Под Новый год не было надежды на встречу его в чьем бы то ни было доме: Анна Львовна была больна, а идти в родительские дома мы, естественно, не могли. И тут пришла мне шалая мысль — встретить Новый год вдвоем в ресторане, причем именно на вокзале, среди случайных, абсолютно незнакомых людей. Грубая, серая, каменная громада замка моего детства и грациозная, тонконогая, с сирийским разлетом черных бровей моя подруга — как захотелось мне сочетать их знакомством, столкнуть их на пороге моего восемнадцатилетия, тайно надеясь осознать возможность будущего у такого союза.
Сейчас, вспоминая то время, я вижу его распавшимся словно по частям, кусками, отрывками. Помню, как меня беспокоила проблема средств: я кончал школу, и денег, естественно, у меня не было. Пришлось продать что-то из книг, и, верно, попали туда и отцовские, давние, пережившие войну и голод, а ныне с легким сердцем отнесенные мной к букинисту, чтобы даже своей смертью дать мне — наследнику — минуту радости.

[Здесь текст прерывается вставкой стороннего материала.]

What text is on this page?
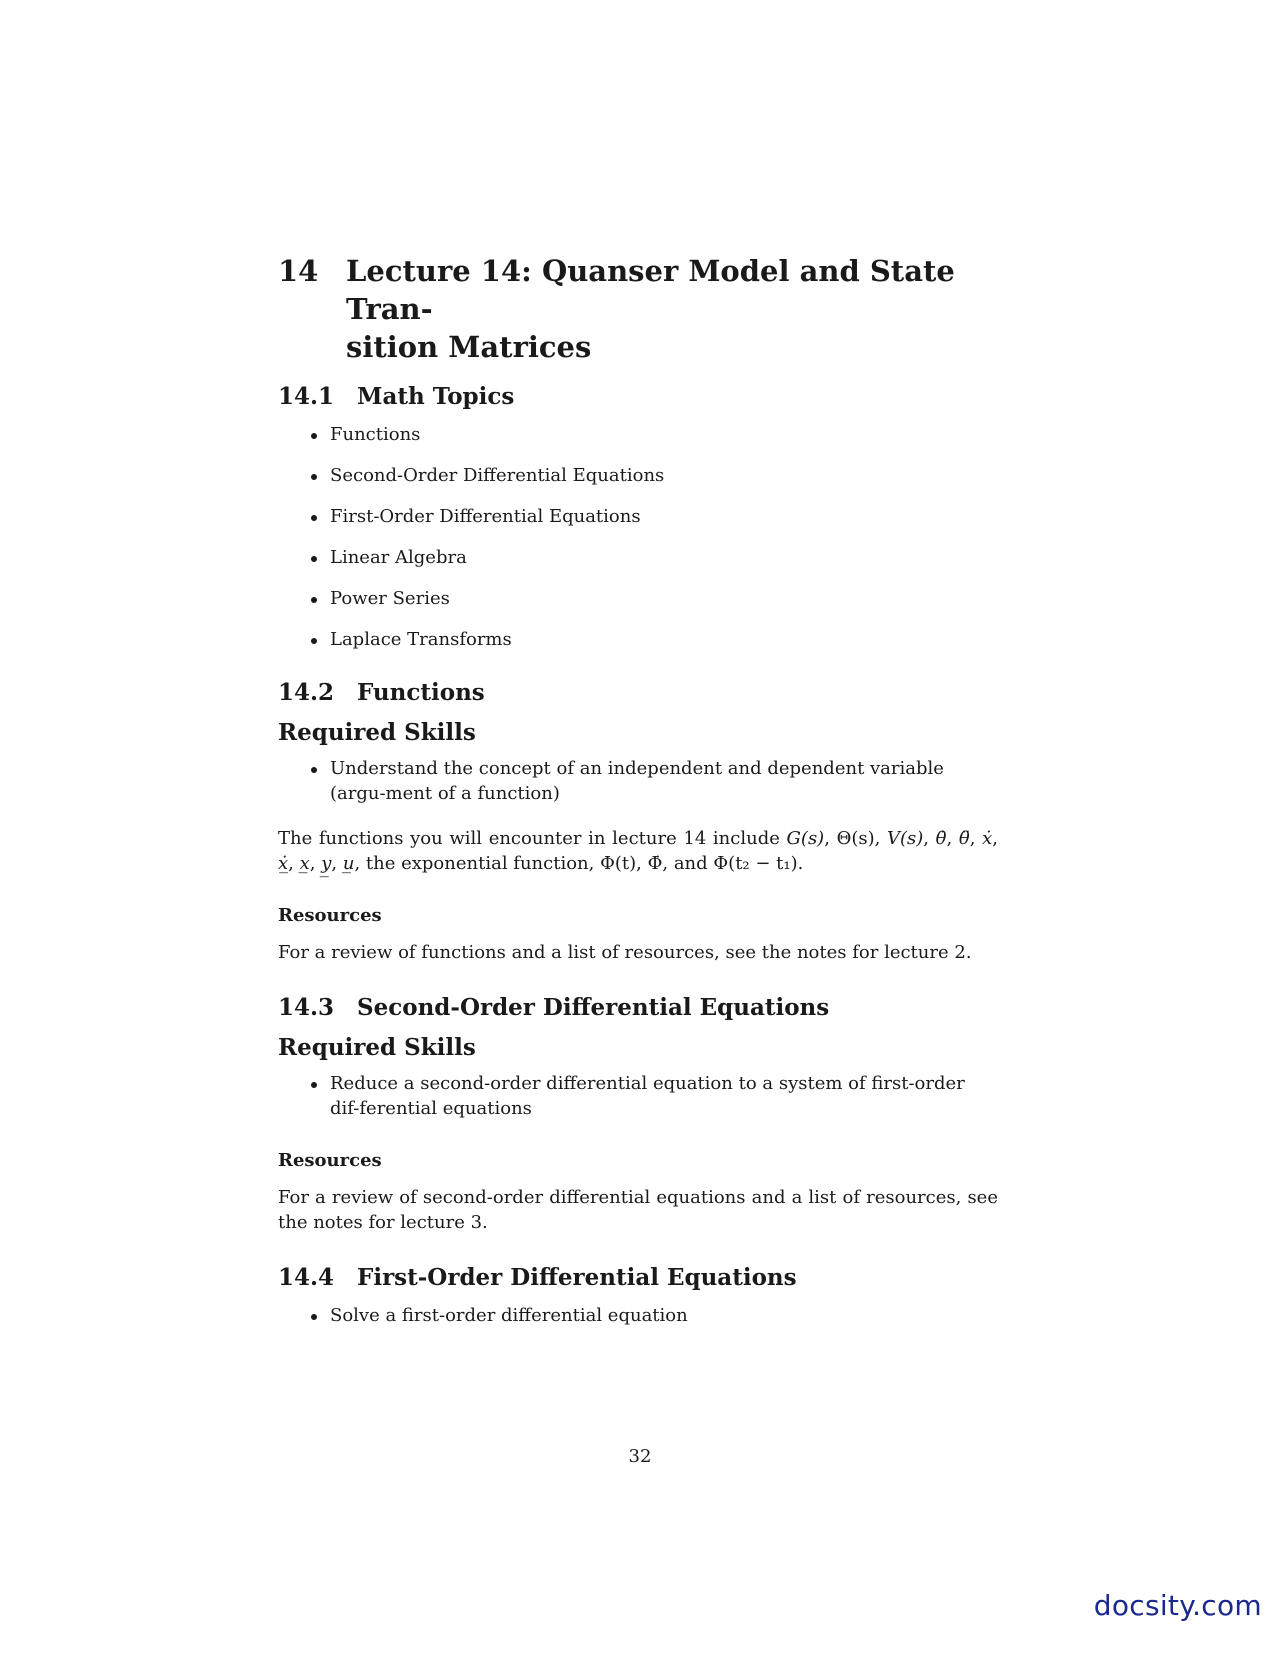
14 Lecture 14: Quanser Model and State Tran-
sition Matrices
14.1 Math Topics
Functions
Second-Order Differential Equations
First-Order Differential Equations
Linear Algebra
Power Series
Laplace Transforms
14.2 Functions
Required Skills
Understand the concept of an independent and dependent variable (argu-ment of a function)

The functions you will encounter in lecture 14 include G(s), Θ(s), V(s), θ̇, θ̈, ẋ, ẋ̲, x̲, y̲, u̲, the exponential function, Φ(t), Φ̇, and Φ(t₂ − t₁).

Resources

For a review of functions and a list of resources, see the notes for lecture 2.

14.3 Second-Order Differential Equations
Required Skills
Reduce a second-order differential equation to a system of first-order dif-ferential equations
Resources

For a review of second-order differential equations and a list of resources, see the notes for lecture 3.

14.4 First-Order Differential Equations
Solve a first-order differential equation
32
docsity.com
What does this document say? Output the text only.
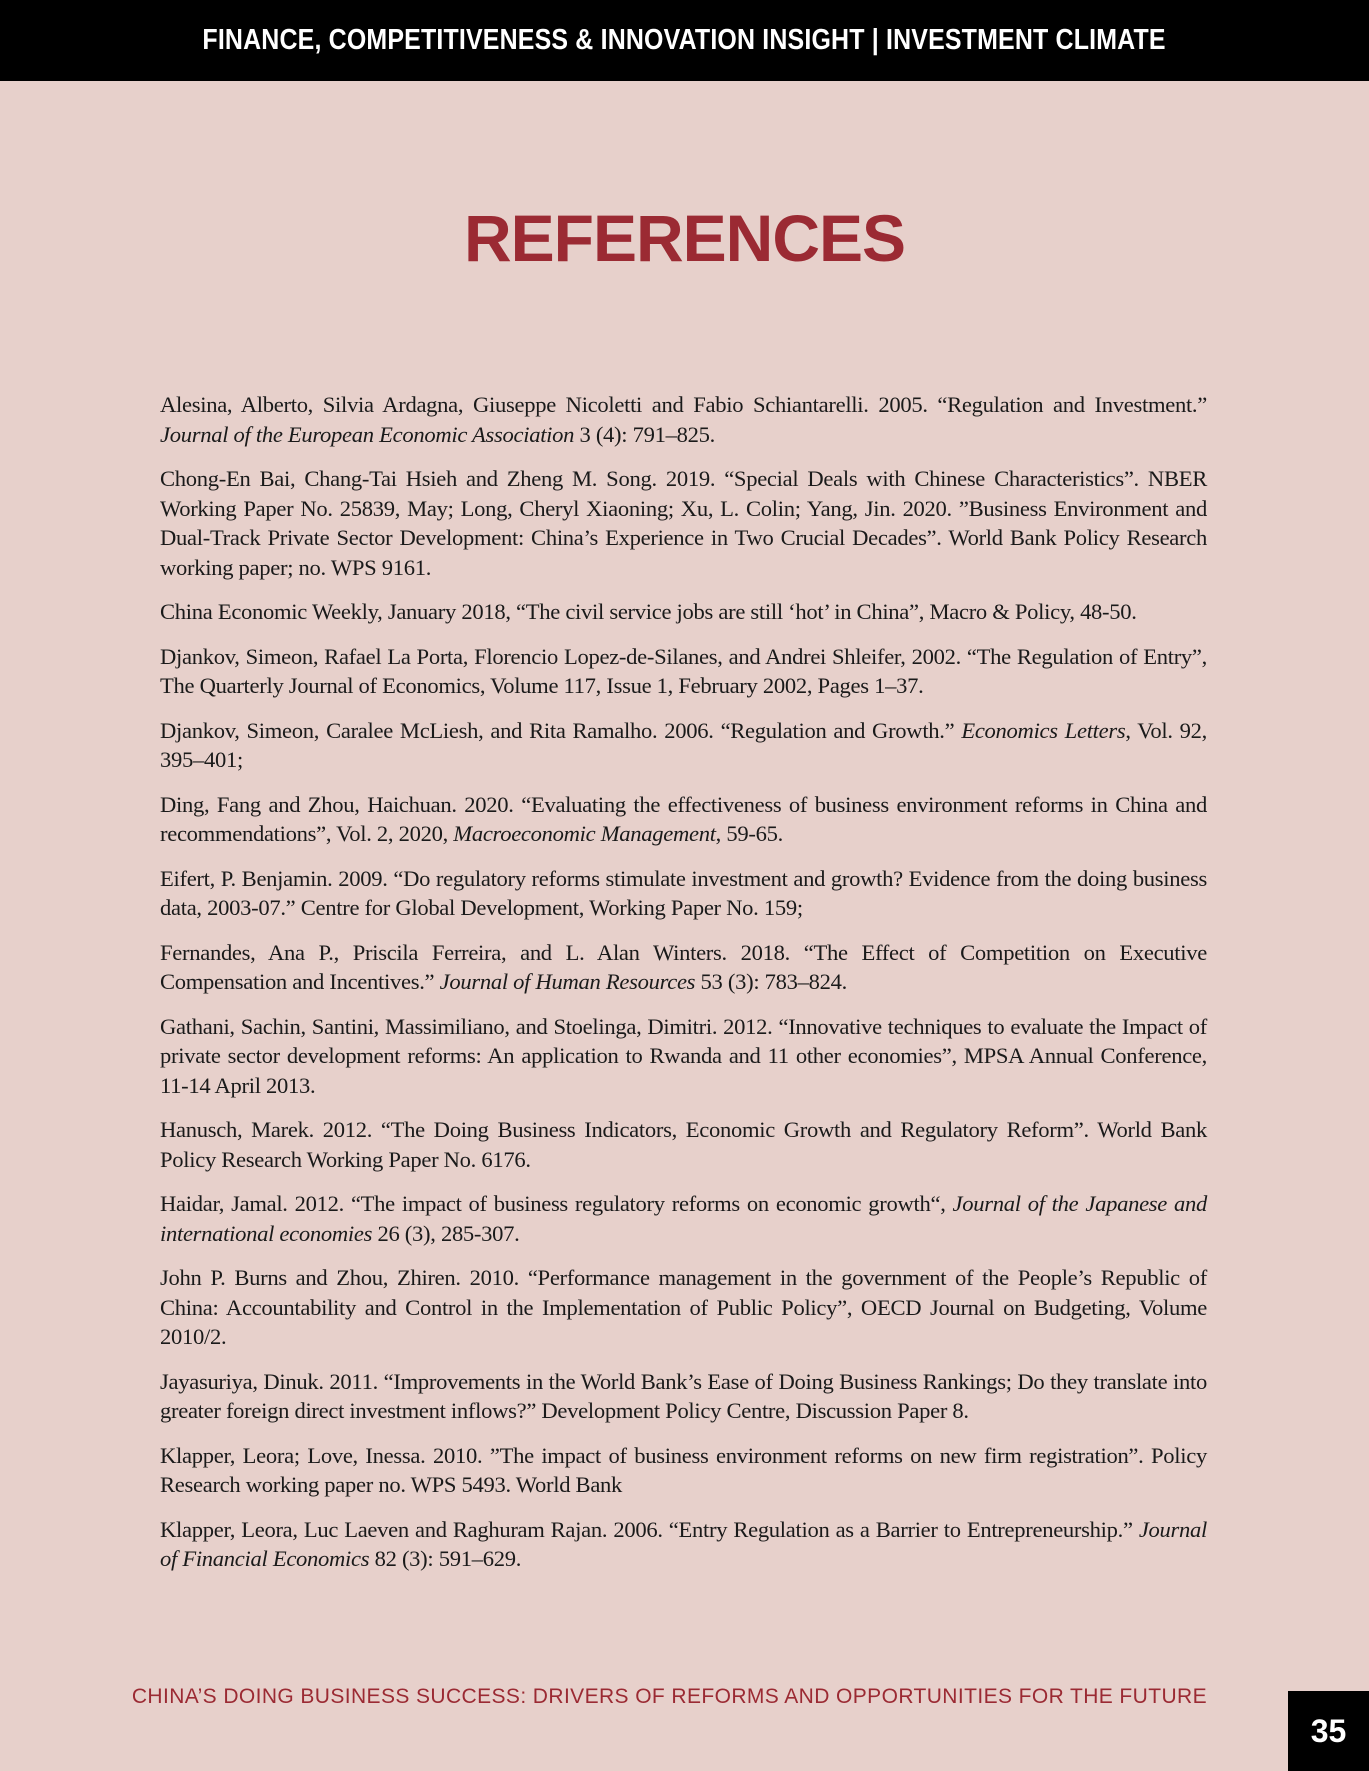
FINANCE, COMPETITIVENESS & INNOVATION INSIGHT | INVESTMENT CLIMATE
REFERENCES
Alesina, Alberto, Silvia Ardagna, Giuseppe Nicoletti and Fabio Schiantarelli. 2005. “Regulation and Investment.” Journal of the European Economic Association 3 (4): 791–825.
Chong-En Bai, Chang-Tai Hsieh and Zheng M. Song. 2019. “Special Deals with Chinese Characteristics”. NBER Working Paper No. 25839, May; Long, Cheryl Xiaoning; Xu, L. Colin; Yang, Jin. 2020. ”Business Environment and Dual-Track Private Sector Development: China’s Experience in Two Crucial Decades”. World Bank Policy Research working paper; no. WPS 9161.
China Economic Weekly, January 2018, “The civil service jobs are still ‘hot’ in China”, Macro & Policy, 48-50.
Djankov, Simeon, Rafael La Porta, Florencio Lopez-de-Silanes, and Andrei Shleifer, 2002. “The Regulation of Entry”, The Quarterly Journal of Economics, Volume 117, Issue 1, February 2002, Pages 1–37.
Djankov, Simeon, Caralee McLiesh, and Rita Ramalho. 2006. “Regulation and Growth.” Economics Letters, Vol. 92, 395–401;
Ding, Fang and Zhou, Haichuan. 2020. “Evaluating the effectiveness of business environment reforms in China and recommendations”, Vol. 2, 2020, Macroeconomic Management, 59-65.
Eifert, P. Benjamin. 2009. “Do regulatory reforms stimulate investment and growth? Evidence from the doing business data, 2003-07.” Centre for Global Development, Working Paper No. 159;
Fernandes, Ana P., Priscila Ferreira, and L. Alan Winters. 2018. “The Effect of Competition on Executive Compensation and Incentives.” Journal of Human Resources 53 (3): 783–824.
Gathani, Sachin, Santini, Massimiliano, and Stoelinga, Dimitri. 2012. “Innovative techniques to evaluate the Impact of private sector development reforms: An application to Rwanda and 11 other economies”, MPSA Annual Conference, 11-14 April 2013.
Hanusch, Marek. 2012. “The Doing Business Indicators, Economic Growth and Regulatory Reform”. World Bank Policy Research Working Paper No. 6176.
Haidar, Jamal. 2012. “The impact of business regulatory reforms on economic growth“, Journal of the Japanese and international economies 26 (3), 285-307.
John P. Burns and Zhou, Zhiren. 2010. “Performance management in the government of the People’s Republic of China: Accountability and Control in the Implementation of Public Policy”, OECD Journal on Budgeting, Volume 2010/2.
Jayasuriya, Dinuk. 2011. “Improvements in the World Bank’s Ease of Doing Business Rankings; Do they translate into greater foreign direct investment inflows?” Development Policy Centre, Discussion Paper 8.
Klapper, Leora; Love, Inessa. 2010. ”The impact of business environment reforms on new firm registration”. Policy Research working paper no. WPS 5493. World Bank
Klapper, Leora, Luc Laeven and Raghuram Rajan. 2006. “Entry Regulation as a Barrier to Entrepreneurship.” Journal of Financial Economics 82 (3): 591–629.
CHINA’S DOING BUSINESS SUCCESS: DRIVERS OF REFORMS AND OPPORTUNITIES FOR THE FUTURE
35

Помню тревожный зимний блеск, пепельные тени. Ее — приближающуюся, запахнутую в новую шубку, с радостными возбужденными глазами, запахом острых духов и бензина. Потом вижу ее уже раздевшуюся, поправляющую перед зеркалом волнистые волосы, и я ощущаю, как давно не видел ее вот так — без верхней одежды, в легком газовом платье, с пупырышками на смуглых предплечьях, с вырезом сзади, открывающим тонкие нежные косточки позвонков. Меня возбуждало все: едва уловимые полоски бретелек под тканью, стремительные коричневые линии швов на бежевом фоне капрона, натянутого на длинной бутылочной голени, узкие лакированные лодочки туфель, составлявших единое целое со стопой, хрупкой лодыжкой и голеностопом — приподнятыми, словно на ладонях. Она поворачивает ко мне свое лицо — и я вижу, как оно бесконечно-прекрасно и мучительно для меня: с крутизной подбородка, детского и капризного, с напряженной шейной мышцей, уходящей к мочке уха, где пульсирует голубая жилка, с гордым припухлым ртом…

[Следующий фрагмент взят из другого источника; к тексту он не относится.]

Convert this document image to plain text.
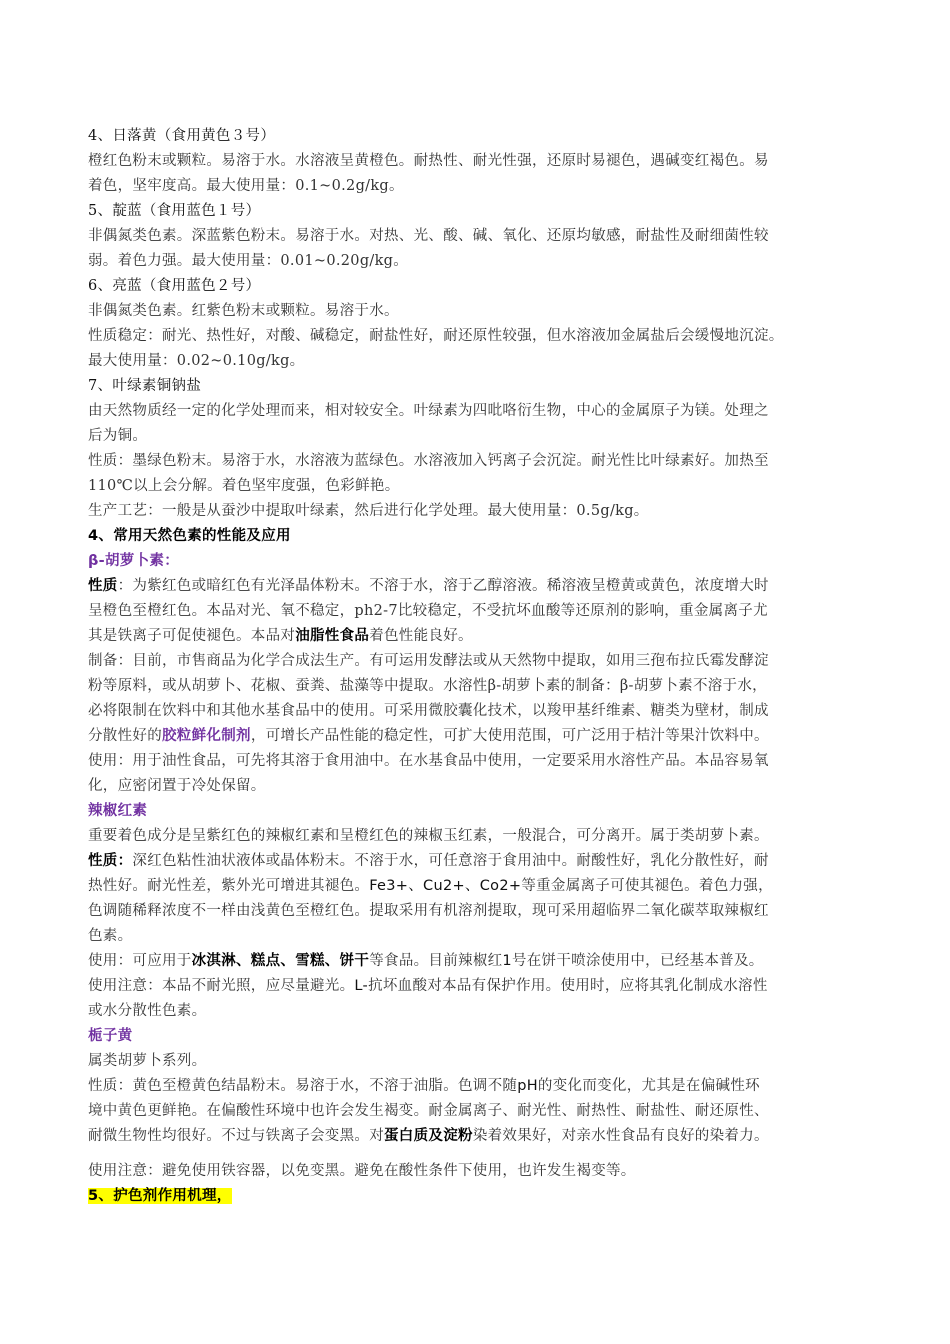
4、日落黄（食用黄色３号）
橙红色粉末或颗粒。易溶于水。水溶液呈黄橙色。耐热性、耐光性强，还原时易褪色，遇碱变红褐色。易
着色，坚牢度高。最大使用量：0.1~0.2g/kg。
5、靛蓝（食用蓝色１号）
非偶氮类色素。深蓝紫色粉末。易溶于水。对热、光、酸、碱、氧化、还原均敏感，耐盐性及耐细菌性较
弱。着色力强。最大使用量：0.01~0.20g/kg。
6、亮蓝（食用蓝色２号）
非偶氮类色素。红紫色粉末或颗粒。易溶于水。
性质稳定：耐光、热性好，对酸、碱稳定，耐盐性好，耐还原性较强，但水溶液加金属盐后会缓慢地沉淀。
最大使用量：0.02~0.10g/kg。
7、叶绿素铜钠盐
由天然物质经一定的化学处理而来，相对较安全。叶绿素为四吡咯衍生物，中心的金属原子为镁。处理之
后为铜。
性质：墨绿色粉末。易溶于水，水溶液为蓝绿色。水溶液加入钙离子会沉淀。耐光性比叶绿素好。加热至
110℃以上会分解。着色坚牢度强，色彩鲜艳。
生产工艺：一般是从蚕沙中提取叶绿素，然后进行化学处理。最大使用量：0.5g/kg。
4、常用天然色素的性能及应用
β-胡萝卜素：
性质：为紫红色或暗红色有光泽晶体粉末。不溶于水，溶于乙醇溶液。稀溶液呈橙黄或黄色，浓度增大时
呈橙色至橙红色。本品对光、氧不稳定，ph2-7比较稳定，不受抗坏血酸等还原剂的影响，重金属离子尤
其是铁离子可促使褪色。本品对油脂性食品着色性能良好。
制备：目前，市售商品为化学合成法生产。有可运用发酵法或从天然物中提取，如用三孢布拉氏霉发酵淀
粉等原料，或从胡萝卜、花椒、蚕粪、盐藻等中提取。水溶性β-胡萝卜素的制备：β-胡萝卜素不溶于水，
必将限制在饮料中和其他水基食品中的使用。可采用微胶囊化技术，以羧甲基纤维素、糖类为壁材，制成
分散性好的胶粒鲜化制剂，可增长产品性能的稳定性，可扩大使用范围，可广泛用于桔汁等果汁饮料中。
使用：用于油性食品，可先将其溶于食用油中。在水基食品中使用，一定要采用水溶性产品。本品容易氧
化，应密闭置于冷处保留。
辣椒红素
重要着色成分是呈紫红色的辣椒红素和呈橙红色的辣椒玉红素，一般混合，可分离开。属于类胡萝卜素。
性质：深红色粘性油状液体或晶体粉末。不溶于水，可任意溶于食用油中。耐酸性好，乳化分散性好，耐
热性好。耐光性差，紫外光可增进其褪色。Fe3+、Cu2+、Co2+等重金属离子可使其褪色。着色力强，
色调随稀释浓度不一样由浅黄色至橙红色。提取采用有机溶剂提取，现可采用超临界二氧化碳萃取辣椒红
色素。
使用：可应用于冰淇淋、糕点、雪糕、饼干等食品。目前辣椒红1号在饼干喷涂使用中，已经基本普及。
使用注意：本品不耐光照，应尽量避光。L-抗坏血酸对本品有保护作用。使用时，应将其乳化制成水溶性
或水分散性色素。
栀子黄
属类胡萝卜系列。
性质：黄色至橙黄色结晶粉末。易溶于水，不溶于油脂。色调不随pH的变化而变化，尤其是在偏碱性环
境中黄色更鲜艳。在偏酸性环境中也许会发生褐变。耐金属离子、耐光性、耐热性、耐盐性、耐还原性、
耐微生物性均很好。不过与铁离子会变黑。对蛋白质及淀粉染着效果好，对亲水性食品有良好的染着力。
使用注意：避免使用铁容器，以免变黑。避免在酸性条件下使用，也许发生褐变等。
5、护色剂作用机理，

Она заговорщически подмигивает мне и шепчет на ухо: «Я обманула дома всех, даже сестрицу. Она следила за мной до троллейбуса, а я пересела и уехала к тебе. Пусть думают, что я у подруги». Потом мы проходили по залу — громадному, гулкому, с хрустальными люстрами, желтизной лиц, оборачивающихся навстречу нам, черно-алебастровыми фраками официантов, похожих на пингвинов. Мы садимся в углу, за укромный столик, который я раз пять до этого, днем, проверял, волнуясь и стесняясь, стараясь казаться взрослее в разговоре с развязным метрдотелем.

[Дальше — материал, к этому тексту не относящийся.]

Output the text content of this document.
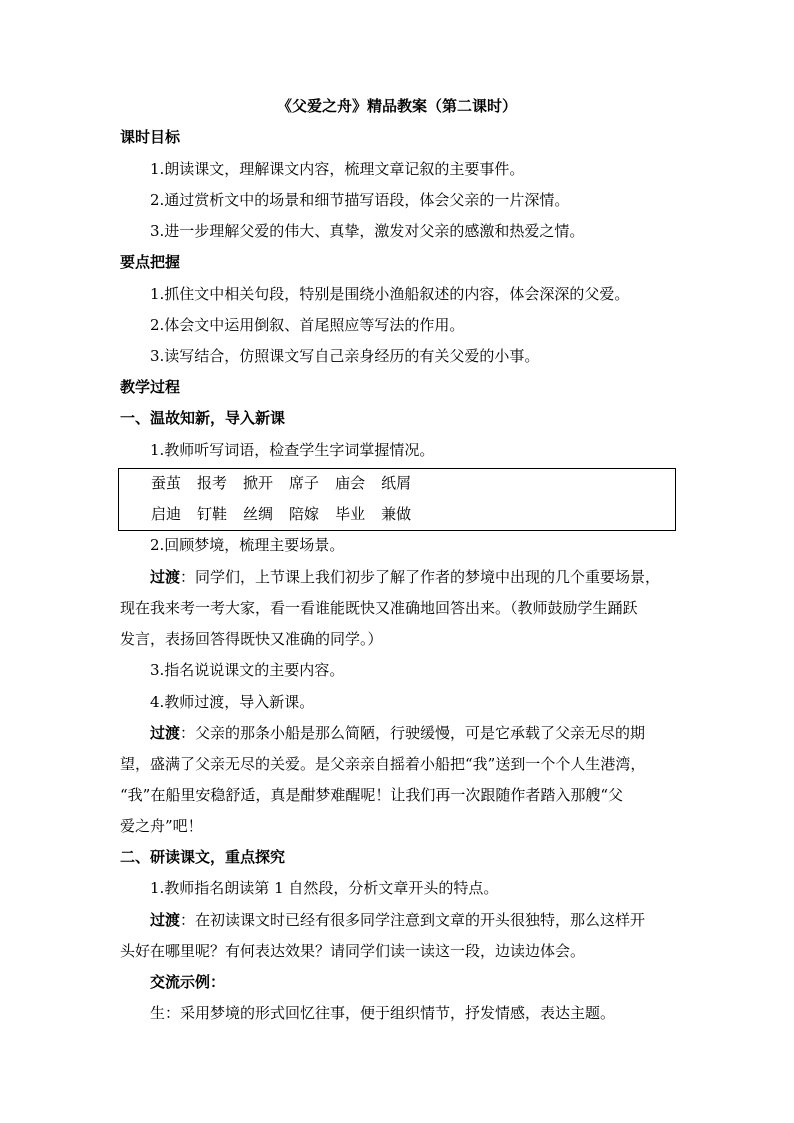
《父爱之舟》精品教案（第二课时）
课时目标
1.朗读课文，理解课文内容，梳理文章记叙的主要事件。
2.通过赏析文中的场景和细节描写语段，体会父亲的一片深情。
3.进一步理解父爱的伟大、真挚，激发对父亲的感激和热爱之情。
要点把握
1.抓住文中相关句段，特别是围绕小渔船叙述的内容，体会深深的父爱。
2.体会文中运用倒叙、首尾照应等写法的作用。
3.读写结合，仿照课文写自己亲身经历的有关父爱的小事。
教学过程
一、温故知新，导入新课
1.教师听写词语，检查学生字词掌握情况。
蚕茧 报考 掀开 席子 庙会 纸屑
启迪 钉鞋 丝绸 陪嫁 毕业 兼做
2.回顾梦境，梳理主要场景。
过渡：同学们，上节课上我们初步了解了作者的梦境中出现的几个重要场景，
现在我来考一考大家，看一看谁能既快又准确地回答出来。（教师鼓励学生踊跃
发言，表扬回答得既快又准确的同学。）
3.指名说说课文的主要内容。
4.教师过渡，导入新课。
过渡：父亲的那条小船是那么简陋，行驶缓慢，可是它承载了父亲无尽的期
望，盛满了父亲无尽的关爱。是父亲亲自摇着小船把“我”送到一个个人生港湾，
“我”在船里安稳舒适，真是酣梦难醒呢！让我们再一次跟随作者踏入那艘“父
爱之舟”吧！
二、研读课文，重点探究
1.教师指名朗读第 1 自然段，分析文章开头的特点。
过渡：在初读课文时已经有很多同学注意到文章的开头很独特，那么这样开
头好在哪里呢？有何表达效果？请同学们读一读这一段，边读边体会。
交流示例：
生：采用梦境的形式回忆往事，便于组织情节，抒发情感，表达主题。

Потом у меня полный провал в памяти. Гром музыки, голоса, звяканье посуды — все обрушилось на нас стеклянным водопадом, мы почти не слышали друг друга и объяснялись знаками, и ее лицо — возбужденное и улыбающееся — стало бледнеть, синева появилась под глазами. Она словно отдалялась от меня, часто приглашаемая подвыпившими мужчинами с маслеными взглядами и короткими мясистыми шеями, преувеличенно четкими поклонами и любезным отодвиганием кресел. Я танцевал с ней тоже, но редко, оглушенный и измученный волнениями от дневной беготни, от долгих одиноких пауз, когда внешне безразлично, но с бьющимся сердцем украдкой следил, как она плывет в колеблющейся толпе, как запрокидывает в вальсе назад голову и убирает быстрым движением волосы со вспотевшего лба. Когда она возвращалась, то виновато смотрела на меня, словно говоря: «Ты сам пожелал этого, что же я могу поделать», — у меня не хватало решимости сказать очередному партнеру: следующий танец со мной… Я вдруг снова почувствовал себя, как недавно на катке, — беспомощным и слабым и мучился, пережевывая жесткий лангет и сглатывая теплое сухое вино…
Прошел час, все встали с бокалами в руках, слушая бой курантов. Вдруг она, стоя рядом, припала на секунду сухими губами к моей щеке и быстро прошептала: «Алеша, что бы ни случилось — мы отныне друзья! Мы нашли друг друга, не так ли?..» Я, раздосадованный, что шло не так, как мне рисовалось в воображении, уязвленный ее решимостью, всеми этими танцами и знаками внимания к ней, ее красоте и молодости, промямлил что-то в ответ, стушевался снова, и на этот раз окончательно. Вечер кончился уныло и трагически: она замкнулась в себе, больше не отвечала ни на какие приглашения, даже лощеных проворных лейтенантов, пристукивающих каблуками, и долго, почти давясь от слез, мешала пластмассовой трубочкой в бокале, нанизывая воздушные пузырьки. Я мял салфетки, бегал в буфет за какими-то конфетами в коробках, с ужасом подсчитывал в уме затраты и завтрашние оправдания перед матерью и обреченно чувствовал, что все потеряно и она презирает меня, — трусливого, комнатного, показушного…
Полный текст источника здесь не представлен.